Monitoring Reports and Research

These reports and research have been generated by Dr. Carter and partners, apply to the Yellowstone to Uintas Corridor and largely relate to livestock grazing issues. They provide a detailed insight into the problem with photos and quantitative data. You may download them at the links provided.

Bear River Range Habitat Assessment - This report assessed condition of various plant communities, riparian areas and collected data on the distribution of ground cover for numerous locations. It shows that habitats are degraded, largely by livestock grazing, to a point far from potential. Ground cover is greatly reduced leading to accelerated erosion and loss of water storage capacity in the watersheds. The Maps and Photos are also available for download.

Duck Creek Allotment 2005 - This is the original assessment of current forage production and utilization by livestock showing a large reduction from potential production due to overstocking and lack of rest for plants to recover.

Duck Creek Allotment Riparian Monitoring 2008 - An assessment of riparian condition and utilization by livestock showing photodocumentation of numerous locations and stubble heights along the greenline greatly exceeding the standard. BLM never monitored the standard and did away with it after we documented the failure of permittees to ever meet it on any location.

Duck Creek Allotment Riparian Monitoring 2012 - This report summarizes the extreme utilization, stream bank alteration by livestock trampling and greenline stubble height in the second year following implementation of new upland water developments and a four pasture deferred grazing system. Those changes were claimed by BLM to reduce riparian use and allow stream banks to recover. The report documents those claims were false as anyone who studies the science would understand.

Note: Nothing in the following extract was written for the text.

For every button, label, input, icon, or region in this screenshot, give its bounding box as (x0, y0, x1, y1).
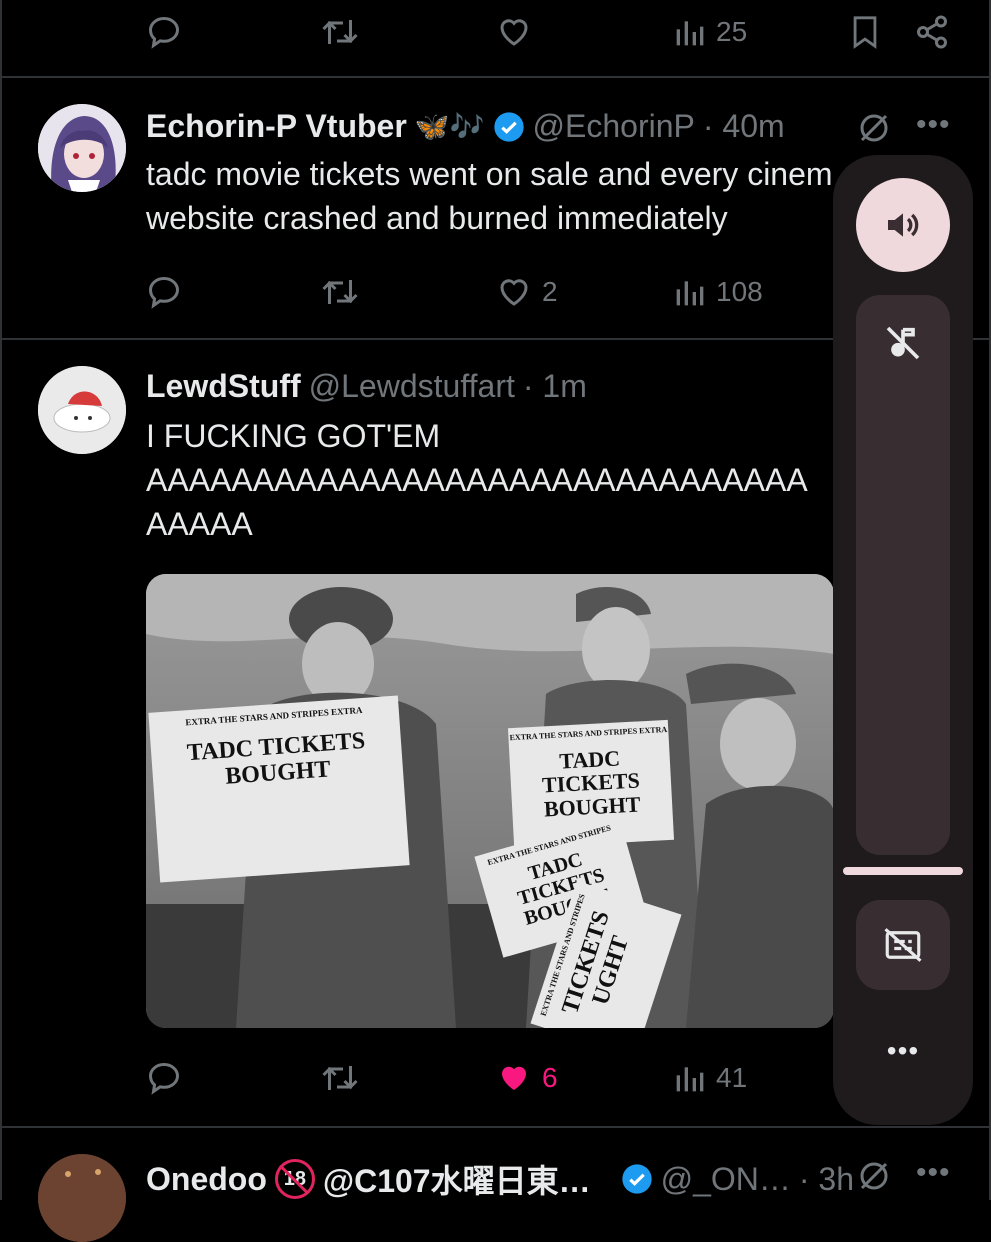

Duck Creek Allotment Summary 2005 thru 2012 - This 2013 report presents the results of 8 years of data collection demonstrating the complete failure of BLM’s upland water development and four pasture grazing system in protecting streams and streamside areas.   Use levels in stream areas remained the same prior to and following installation of water troughs and new pasture fences that further fragment sage grouse and pronghorn habitat.

Paris Creek E. Coli Investigation 2017 - Over the summer and fall of 2016, Yellowstone to Uintas Connection and Western Watersheds Project measured levels of E. coli and fecal coliform in Paris Creek, Idaho. The study found that areas downstream of livestock grazing exceeded legal levels of E. coli contamination on a number of occasions. To meet E. coli standards, we recommend the state enforce certain Best Management Practices, such as to include access control, fencing, pipelines and spring developments, and riparian forest buffers. Furthermore, the best practice to prevent excessive contamination is to fence out livestock from the stream itself.

Rich County Assessment 2001 - This assessment looked at several allotments in Rich County, Utah. It documented riparian over use, high sediment impacts in streams and other damage by livestock. It also measured current forage capacity showing it reduced significantly from potential.

Spatial Analysis of Livestock Grazing and Forest Service Management in the High Uintas Wilderness, Utah 2020 - This paper reveals the damage being done to our watersheds and the Uinta Wilderness by grazing tens of thousands of domestic sheep on steep slopes and in areas not suitable for grazing due to erosion hazard, damage to streams and lakes, and displacement of wildlife. Dr. Carter has spent decades exploring this Wilderness and surveying the damage caused by grazing livestock here. This paper and its analysis expose the Forest Service for its lack of management and protection of these values even though their own scientists first documented the damage in the 1960's.

West Fork Black’s Fork Assessment 2006 - This report presents the results of Dr. Carter’s many survey trips into the Uinta Wilderness to collect data on watershed condition and document damage resulting from grazing and trailing thousands of sheep in this high elevation and sensitive environment.   Watersheds that are not grazed by sheep are use for comparison. To date about 100,000 acres have been surveyed and additional data will be added from later surveys. Forest Service research in the 1970’s said these areas were not suitable for grazing, yet it continues.